Public vs. Semi-Private WiFi
Hotels, restaurants, coffee shops, airports, Airbnb’s, coworking, convention centers, cellular networks, customer and vendor networks. The list goes on and on. The on-the-go WiFi we use when on the go is endless. The average user likely interacts with half a dozen different WiFi networks when traveling in a given year. And that number is growing.
However, for security and to control data consumption it is important to know the difference between all of the different types of WiFi networks. The security considerations alone can be substantial.
What Is Public or Semi-Private WiFi Means?
Public WiFi is just like it sounds. It’s WiFi networks that are considered public use, even if run by a private company. They are WiFi networks where you generally need no special permission to use them. They are intended for everyone within range. Some “public” WiFi may really be targeted at customers, like a coffee shop or hotel lobby.
Public WiFi generally is unsecured (no password), though more professional implementations will require you to accept terms and conditions. These popup screens are known as “captive portals“. Though don’t mistake captive portals for security. They are often more focused on liability than security.
Good examples of public WiFi networks are places such as airports, shopping centers and coffee shops.

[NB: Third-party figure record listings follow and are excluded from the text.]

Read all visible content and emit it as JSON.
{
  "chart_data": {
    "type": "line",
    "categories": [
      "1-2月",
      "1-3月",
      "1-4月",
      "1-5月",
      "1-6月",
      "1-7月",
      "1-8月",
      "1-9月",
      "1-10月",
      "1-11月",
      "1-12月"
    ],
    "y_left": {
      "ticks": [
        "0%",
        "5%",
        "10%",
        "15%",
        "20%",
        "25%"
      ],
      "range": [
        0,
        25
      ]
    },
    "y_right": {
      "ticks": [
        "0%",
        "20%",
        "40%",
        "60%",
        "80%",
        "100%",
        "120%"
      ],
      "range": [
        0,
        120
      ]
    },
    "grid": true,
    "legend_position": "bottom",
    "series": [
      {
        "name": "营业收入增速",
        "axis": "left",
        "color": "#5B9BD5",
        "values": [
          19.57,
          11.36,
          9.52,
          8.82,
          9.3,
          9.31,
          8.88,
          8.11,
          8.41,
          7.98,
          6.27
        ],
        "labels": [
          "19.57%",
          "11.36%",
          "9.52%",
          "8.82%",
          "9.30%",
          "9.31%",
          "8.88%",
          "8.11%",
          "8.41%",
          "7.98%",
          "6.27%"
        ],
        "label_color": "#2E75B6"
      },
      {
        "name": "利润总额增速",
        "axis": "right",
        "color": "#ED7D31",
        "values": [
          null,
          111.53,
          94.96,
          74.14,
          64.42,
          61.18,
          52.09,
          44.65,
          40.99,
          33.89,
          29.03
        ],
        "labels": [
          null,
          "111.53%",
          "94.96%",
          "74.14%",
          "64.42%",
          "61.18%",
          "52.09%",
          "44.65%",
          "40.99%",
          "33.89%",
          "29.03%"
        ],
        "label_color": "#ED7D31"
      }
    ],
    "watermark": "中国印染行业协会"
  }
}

Semi-Private WiFi are networks that open to the public, generally customers of a business. They often require a password, login or information to use. Some only require you to accept terms and conditions. These popup screens are known as “captive portals“. Though don’t mistake captive portals for security. They are often more focused on liability than security.
Semi-Private WiFi networks generally have some level of security. They may be open networks (no password required) or require a password. They may also limit the ability of difference devices on the WiFi network from talking to each other in order to limit security risks.
Hotels, Airbnbs and convention centers are common examples of semi-private WiFi networks.
While Public WiFi networks often bring a need to be security aware because they are open and have a transient user base, Semi-Private WiFi networks often bring a false sense of security. While common sense would tell a user that a shopping center or coffee shop WiFi network could easily visited by intentional or unintentionally malicious user, many people often think that semi-private networks like Airbnb’s and hotels are generally secure.
However, just like with public WiFi, semi-private WiFI generally should be treated as “unsecure”.